Community Health, Hilton Worldwide megadeals lead $4.7 billion session, year’s busiest; healthcare names sink

By Paul Deckelman and Paul A. Harris

New York, March 7 – The high-yield primary market had its heaviest one-day total of new issuance for the year so far on Tuesday, with some $4.7 billion of new U.S. dollar-denominated and fully junk-rated paper being priced by five issuers in a total of six tranches, junk-bond syndicate sources said.

That topped the $4.26 billion of such paper from domestic or industrialized-country borrowers that had gotten done in seven tranches on Jan. 12, according to data compiled by Prospect News, and in fact was the biggest one-day issuance total since last June.

All of the day’s issuance came in opportunistically timed and quickly shopped drive-by offerings, the sources said.

The big deal of the day came from hospital operator Community Health Systems Inc. – a sharply upsized $2.2 billion of six-year secured notes.

Hospitality provider Hilton Worldwide Holdings Inc. brought a $1.5 billion two-part offering to market, consisting of eight-year and 10-year paper.

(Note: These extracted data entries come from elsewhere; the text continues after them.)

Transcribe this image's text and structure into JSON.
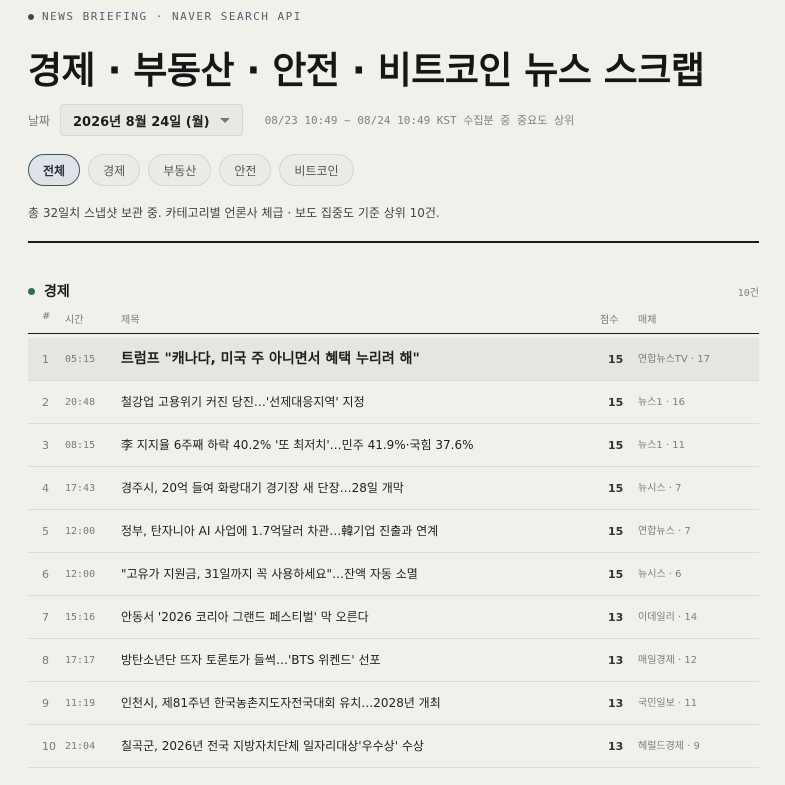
{
  "header": {
    "kicker": "NEWS BRIEFING · NAVER SEARCH API",
    "title": "경제 · 부동산 · 안전 · 비트코인 뉴스 스크랩"
  },
  "date_picker": {
    "label": "날짜",
    "selected": "2026년 8월 24일 (월)",
    "meta": "08/23 10:49 ~ 08/24 10:49 KST 수집분 중 중요도 상위"
  },
  "tabs": [
    {
      "label": "전체",
      "active": true
    },
    {
      "label": "경제",
      "active": false
    },
    {
      "label": "부동산",
      "active": false
    },
    {
      "label": "안전",
      "active": false
    },
    {
      "label": "비트코인",
      "active": false
    }
  ],
  "summary": "총 32일치 스냅샷 보관 중. 카테고리별 언론사 체급 · 보도 집중도 기준 상위 10건.",
  "section": {
    "title": "경제",
    "count": "10건",
    "columns": {
      "num": "#",
      "time": "시간",
      "title": "제목",
      "score": "점수",
      "media": "매체"
    },
    "rows": [
      {
        "num": "1",
        "time": "05:15",
        "title": "트럼프 \"캐나다, 미국 주 아니면서 혜택 누리려 해\"",
        "score": "15",
        "media": "연합뉴스TV · 17"
      },
      {
        "num": "2",
        "time": "20:48",
        "title": "철강업 고용위기 커진 당진…'선제대응지역' 지정",
        "score": "15",
        "media": "뉴스1 · 16"
      },
      {
        "num": "3",
        "time": "08:15",
        "title": "李 지지율 6주째 하락 40.2% '또 최저치'…민주 41.9%·국힘 37.6%",
        "score": "15",
        "media": "뉴스1 · 11"
      },
      {
        "num": "4",
        "time": "17:43",
        "title": "경주시, 20억 들여 화랑대기 경기장 새 단장…28일 개막",
        "score": "15",
        "media": "뉴시스 · 7"
      },
      {
        "num": "5",
        "time": "12:00",
        "title": "정부, 탄자니아 AI 사업에 1.7억달러 차관…韓기업 진출과 연계",
        "score": "15",
        "media": "연합뉴스 · 7"
      },
      {
        "num": "6",
        "time": "12:00",
        "title": "\"고유가 지원금, 31일까지 꼭 사용하세요\"…잔액 자동 소멸",
        "score": "15",
        "media": "뉴시스 · 6"
      },
      {
        "num": "7",
        "time": "15:16",
        "title": "안동서 '2026 코리아 그랜드 페스티벌' 막 오른다",
        "score": "13",
        "media": "이데일리 · 14"
      },
      {
        "num": "8",
        "time": "17:17",
        "title": "방탄소년단 뜨자 토론토가 들썩…'BTS 위켄드' 선포",
        "score": "13",
        "media": "매일경제 · 12"
      },
      {
        "num": "9",
        "time": "11:19",
        "title": "인천시, 제81주년 한국농촌지도자전국대회 유치…2028년 개최",
        "score": "13",
        "media": "국민일보 · 11"
      },
      {
        "num": "10",
        "time": "21:04",
        "title": "칠곡군, 2026년 전국 지방자치단체 일자리대상'우수상' 수상",
        "score": "13",
        "media": "헤럴드경제 · 9"
      }
    ]
  }
}
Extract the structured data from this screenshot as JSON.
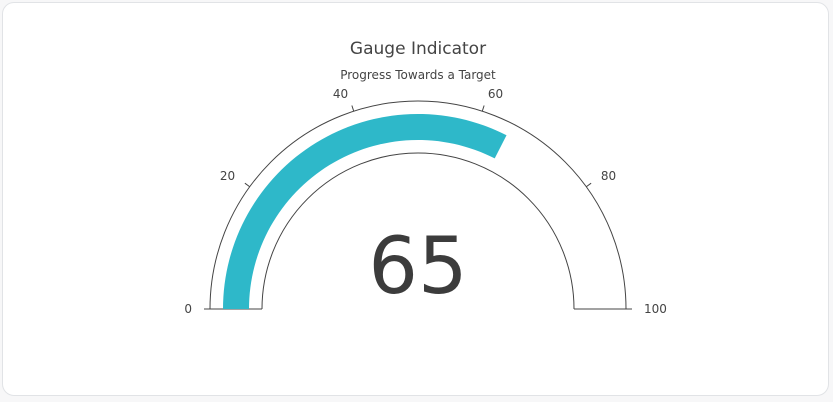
{
  "chart_data": {
    "type": "gauge",
    "title": "Gauge Indicator",
    "subtitle": "Progress Towards a Target",
    "value": 65,
    "value_label": "65",
    "range": [
      0,
      100
    ],
    "ticks": [
      {
        "value": 0,
        "label": "0"
      },
      {
        "value": 20,
        "label": "20"
      },
      {
        "value": 40,
        "label": "40"
      },
      {
        "value": 60,
        "label": "60"
      },
      {
        "value": 80,
        "label": "80"
      },
      {
        "value": 100,
        "label": "100"
      }
    ],
    "bar_color": "#2eb8c9",
    "text_color": "#3c3c3c"
  }
}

Energy company Crestwood Equity Partners LP did $500 million of eight-year notes via a subsidiary.

A pair of $250 million deals rounded out the day’s pricing parade – a tranche of eight-year senior notes from builder Beazer Homes USA, Inc. and an issue of 10-year subordinated notes from car retailer Sonic Automotive, Inc.

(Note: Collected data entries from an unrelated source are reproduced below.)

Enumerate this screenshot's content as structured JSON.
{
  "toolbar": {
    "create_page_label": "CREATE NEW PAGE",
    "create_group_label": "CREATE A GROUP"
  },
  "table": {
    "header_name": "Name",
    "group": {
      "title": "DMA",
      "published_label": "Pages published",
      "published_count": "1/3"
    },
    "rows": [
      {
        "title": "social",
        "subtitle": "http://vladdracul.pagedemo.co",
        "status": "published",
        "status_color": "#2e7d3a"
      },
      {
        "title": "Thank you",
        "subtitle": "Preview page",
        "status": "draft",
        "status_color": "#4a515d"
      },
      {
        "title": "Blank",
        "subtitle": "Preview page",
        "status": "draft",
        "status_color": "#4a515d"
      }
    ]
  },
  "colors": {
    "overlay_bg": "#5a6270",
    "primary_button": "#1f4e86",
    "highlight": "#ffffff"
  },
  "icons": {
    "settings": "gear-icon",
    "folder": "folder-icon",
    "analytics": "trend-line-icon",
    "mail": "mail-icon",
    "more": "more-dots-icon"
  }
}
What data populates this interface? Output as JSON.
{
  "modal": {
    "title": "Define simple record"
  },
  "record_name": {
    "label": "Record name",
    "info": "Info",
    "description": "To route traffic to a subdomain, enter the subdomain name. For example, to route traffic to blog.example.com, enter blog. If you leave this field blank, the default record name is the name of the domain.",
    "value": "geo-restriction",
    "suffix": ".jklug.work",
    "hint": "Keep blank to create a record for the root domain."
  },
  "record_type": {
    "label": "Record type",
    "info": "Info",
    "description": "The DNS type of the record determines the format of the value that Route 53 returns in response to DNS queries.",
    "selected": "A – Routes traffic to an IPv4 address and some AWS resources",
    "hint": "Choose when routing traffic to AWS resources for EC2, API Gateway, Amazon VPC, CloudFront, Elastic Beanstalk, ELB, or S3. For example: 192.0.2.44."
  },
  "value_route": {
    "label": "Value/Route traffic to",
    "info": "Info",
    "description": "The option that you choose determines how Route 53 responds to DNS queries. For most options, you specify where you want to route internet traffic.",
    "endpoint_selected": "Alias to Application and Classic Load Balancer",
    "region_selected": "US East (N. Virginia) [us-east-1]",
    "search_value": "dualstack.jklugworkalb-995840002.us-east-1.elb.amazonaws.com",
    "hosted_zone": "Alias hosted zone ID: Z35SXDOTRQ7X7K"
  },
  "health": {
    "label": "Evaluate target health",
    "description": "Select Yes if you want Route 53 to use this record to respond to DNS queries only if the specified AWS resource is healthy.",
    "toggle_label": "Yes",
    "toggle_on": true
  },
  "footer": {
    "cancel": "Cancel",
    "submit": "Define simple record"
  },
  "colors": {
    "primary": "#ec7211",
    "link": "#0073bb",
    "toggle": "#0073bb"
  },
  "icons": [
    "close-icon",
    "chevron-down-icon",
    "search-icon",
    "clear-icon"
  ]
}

Secondary market traders saw brisk activity in the new Community Health, Crestwood, Beazer and Sonic credits.

They also saw a fair amount of action in existing Community Health paper, which retreated on a combination of news about the big new deal, as well as generalized weakness in the healthcare sector as the market digested the news of the Republican congressional rollout of a plan aimed at eliminating some portions of the existing Obamacare legislation. Community Health sector peer Tenet Healthcare Corp. and drugmaker Valeant Pharmaceuticals International Inc. were also among the losers.

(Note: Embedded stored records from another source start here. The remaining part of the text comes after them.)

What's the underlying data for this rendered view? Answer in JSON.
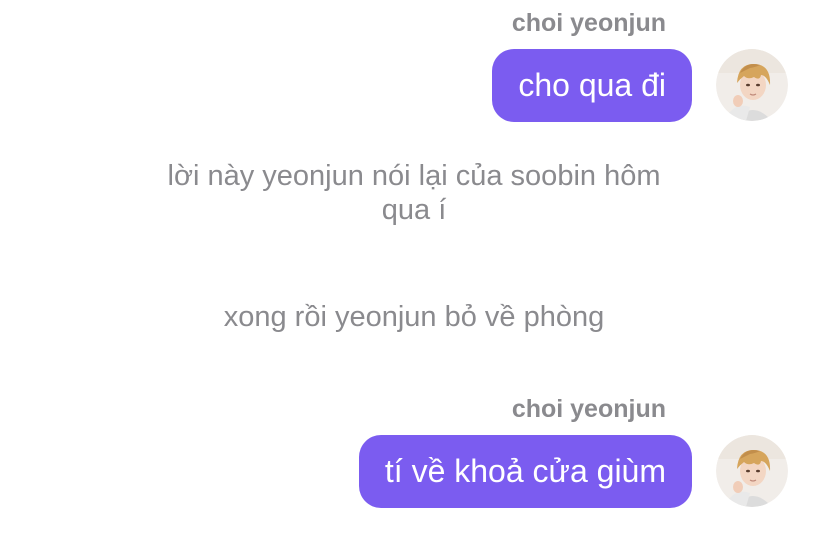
{
  "messages": [
    {
      "sender": "choi yeonjun",
      "text": "cho qua đi"
    },
    {
      "sender": "choi yeonjun",
      "text": "tí về khoả cửa giùm"
    }
  ],
  "narration": [
    {
      "lines": [
        "lời này yeonjun nói lại của soobin hôm",
        "qua í"
      ]
    },
    {
      "lines": [
        "xong rồi yeonjun bỏ về phòng"
      ]
    }
  ],
  "colors": {
    "bubble": "#7b5cf0",
    "bubble_text": "#ffffff",
    "muted_text": "#8a8a8e",
    "background": "#ffffff"
  },
  "icons": {
    "avatar": "user-avatar-photo"
  }
}
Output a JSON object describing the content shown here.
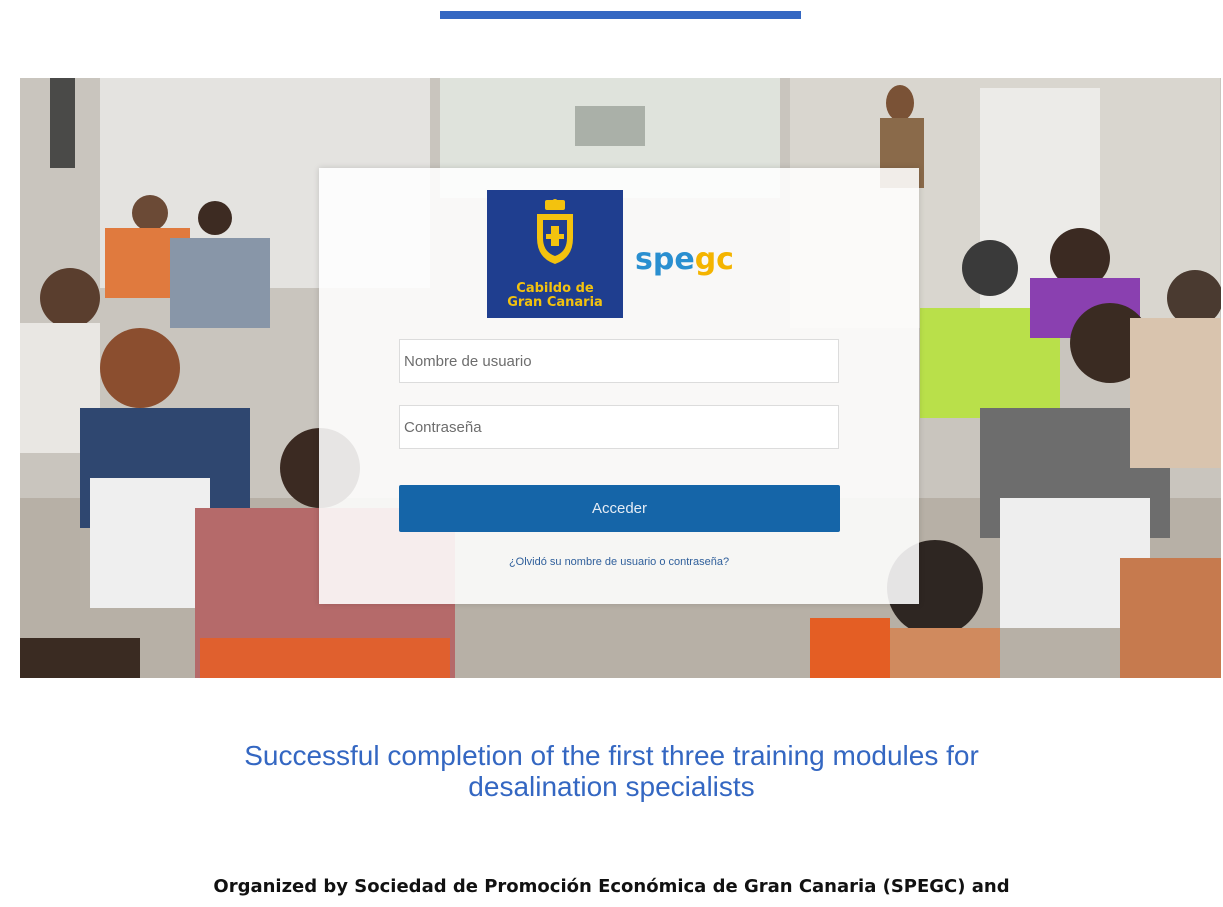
{
  "hero": {
    "image_description_icon": "classroom-photo"
  },
  "login": {
    "logo_cabildo_line1": "Cabildo de",
    "logo_cabildo_line2": "Gran Canaria",
    "logo_spegc_part1": "spe",
    "logo_spegc_part2": "gc",
    "username_placeholder": "Nombre de usuario",
    "password_placeholder": "Contraseña",
    "submit_label": "Acceder",
    "forgot_link": "¿Olvidó su nombre de usuario o contraseña?"
  },
  "article": {
    "headline_line1": "Successful completion of the first three training modules for",
    "headline_line2": "desalination specialists",
    "organized_text": "Organized by Sociedad de Promoción Económica de Gran Canaria (SPEGC) and"
  },
  "colors": {
    "accent": "#3467c2",
    "button": "#1565a8",
    "cabildo_blue": "#1f3e8f",
    "cabildo_yellow": "#f3c20e",
    "spegc_blue": "#2a8fd0",
    "spegc_yellow": "#f4b400"
  }
}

Statistical market performance measures were lower across the board for a second consecutive session on Tuesday; they had turned southward on Monday, after having been mixed on Thursday and then again on Friday and higher all around last Wednesday.

CHS upsizes

Five issuers priced a combined six tranches of junk to raise a whopping $4.7 billion during the busy Tuesday session.

CHS/Community Health Systems priced an upsized $2.2 billion issue of six-year senior secured notes (Ba3/BB-) at par to yield 6¼%.

The issue size was increased from $1.75 billion.

The yield printed on top of yield talk in the 6¼% area.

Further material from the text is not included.